Legg Mason, Inc. recently announced that it has entered into an agreement to combine their hedge fund platform, Permal, with EnTrust Capital. Based out of New York City, EnTrust Capital is an asset management firm with over $10 billion in assets. EnTrust Capital manages assets for different accounts, with billions of dollars invested in different partnerships, including duration opportunistic capital.
This new business combination between Permal and EnTrust Capital will help create a new firm worth over $30 billion. The firm will feature a unique offering of products featuring a large amount of wealthy investors. As part of the collaboration, Legg Mason will own over 60% of the new entity with the remains share going to Gregg Hymowitz, EnTrust’s Co-founder. EnTrust Capital is very excited about the partnership.
Hymowitz will lead EnTrust Permal, becoming the chairman and CEO. Important investment and business people representing Permal and EnTrust Capital will work in the best interests of this new partnership. EnTrust Permal will have the infrastructure from around the World, investment professionals, investment managers, and resources to research, source and structure investment opportunities throughout the World, representing an international client base.
The collaboration will create a platform with the appropriate scale and leadership team to expand and evolve its capabilities and offerings.
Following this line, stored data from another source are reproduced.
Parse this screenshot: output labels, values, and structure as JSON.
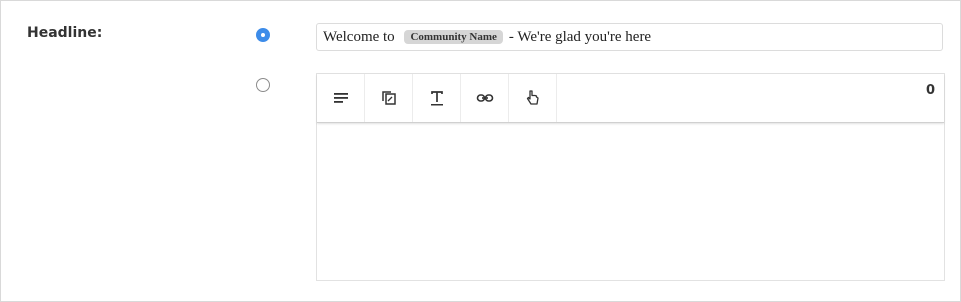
{
  "headline": {
    "label": "Headline:",
    "option_text": {
      "selected": true,
      "prefix": "Welcome to ",
      "token": "Community Name",
      "suffix": "- We're glad you're here"
    },
    "option_rich": {
      "selected": false,
      "char_count": "0",
      "toolbar": [
        {
          "icon": "align-icon"
        },
        {
          "icon": "copy-format-icon"
        },
        {
          "icon": "text-format-icon"
        },
        {
          "icon": "link-icon"
        },
        {
          "icon": "hand-pointer-icon"
        }
      ],
      "body": ""
    }
  },
  "colors": {
    "accent": "#3d8ce9",
    "border": "#dcdcdc"
  }
}
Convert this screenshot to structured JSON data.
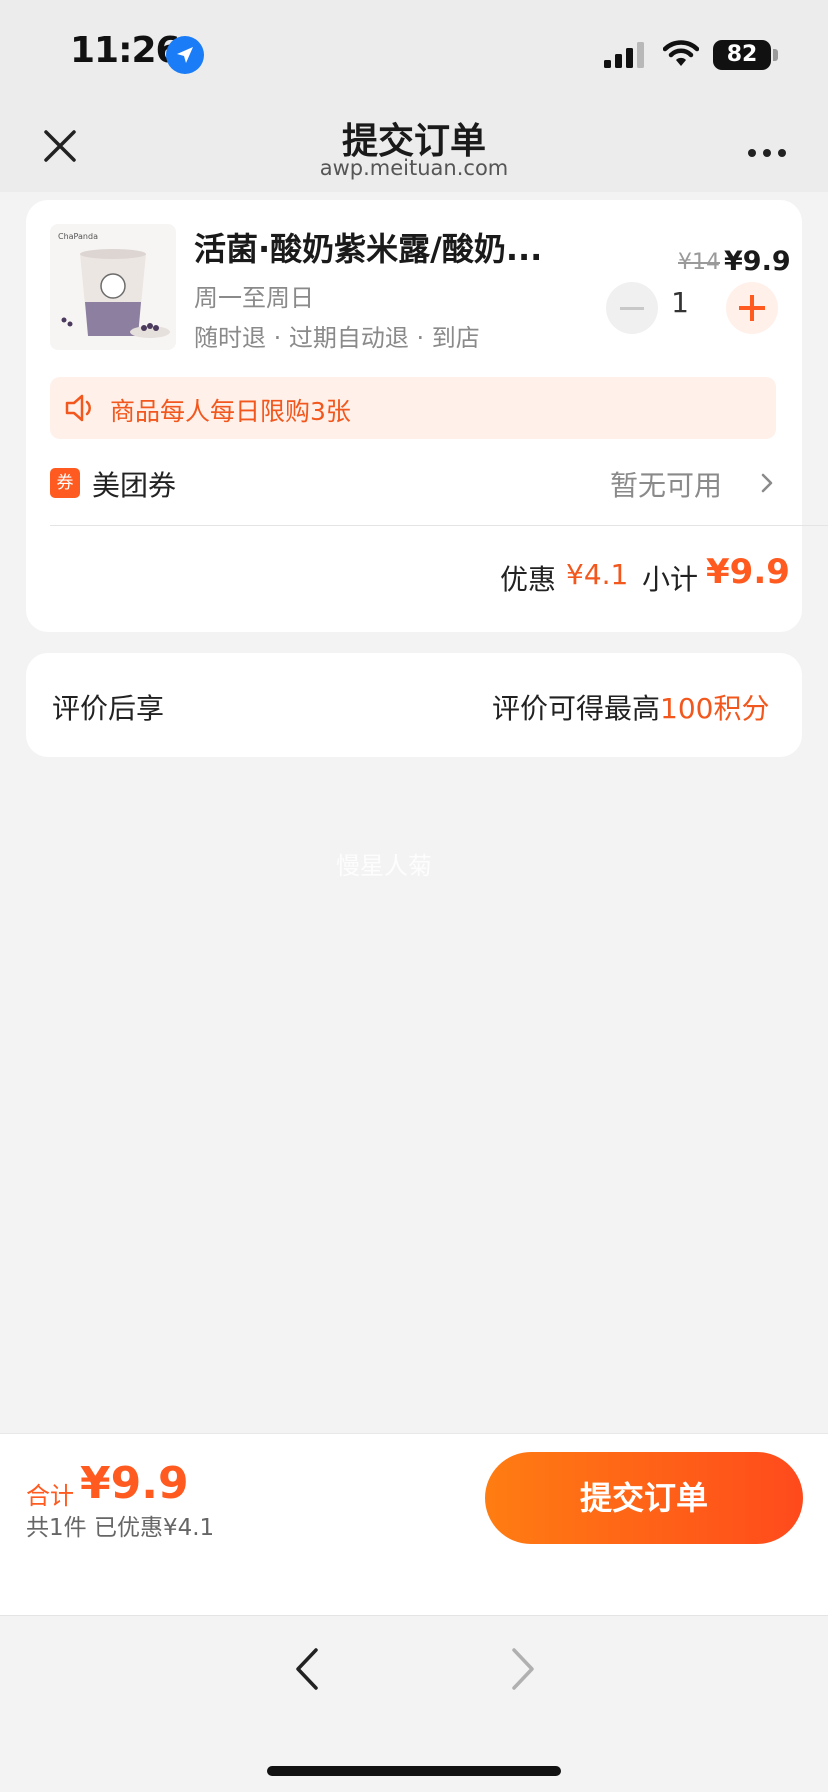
{
  "status_bar": {
    "time": "11:26",
    "battery": "82"
  },
  "nav": {
    "title": "提交订单",
    "url": "awp.meituan.com"
  },
  "product": {
    "thumb_brand": "ChaPanda",
    "name": "活菌·酸奶紫米露/酸奶...",
    "days": "周一至周日",
    "policy": "随时退 · 过期自动退 · 到店",
    "price_original": "¥14",
    "price_current": "¥9.9",
    "quantity": "1"
  },
  "limit_notice": "商品每人每日限购3张",
  "coupon": {
    "badge": "券",
    "label": "美团券",
    "status": "暂无可用"
  },
  "summary": {
    "discount_label": "优惠",
    "discount_value": "¥4.1",
    "subtotal_label": "小计",
    "subtotal_value": "¥9.9"
  },
  "review": {
    "label": "评价后享",
    "text_prefix": "评价可得最高",
    "points": "100积分"
  },
  "watermark": "慢星人菊",
  "bottom": {
    "total_label": "合计",
    "total_value": "¥9.9",
    "detail": "共1件  已优惠¥4.1",
    "submit_label": "提交订单"
  },
  "colors": {
    "accent": "#ff5a1f",
    "accent_text": "#f2581d",
    "banner_bg": "#fff0ea",
    "page_bg": "#f3f3f3"
  },
  "icons": [
    "location-arrow-icon",
    "signal-icon",
    "wifi-icon",
    "close-icon",
    "more-icon",
    "speaker-icon",
    "chevron-right-icon",
    "back-arrow-icon",
    "forward-arrow-icon"
  ]
}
Some of these capabilities include a larger investment platform, increased sources of investment opportunities, and an evolution of innovative products and different segments of business, such as private debt offerings. This collaboration gives both firms the ability to manage their existing account platform. There is potential for massive growth in the first two years of the merger.
The merger will close by the end of the year. The transaction is expected to help Legg Mason’s revenue in their initial year, after looking at estimated cost savings that year, as well as restructuring charges. Legg Mason is expecting EnTrust Permal to achieve savings of almost %40 million per year. Legg Mason expects to incur costs through 2016 and into the 2017 Fiscal Year. Morgan Stanley has been Legg Mason’s financial advisor throughout this transaction. Goldman Sachs represented EnTrust Capital throughout the deal.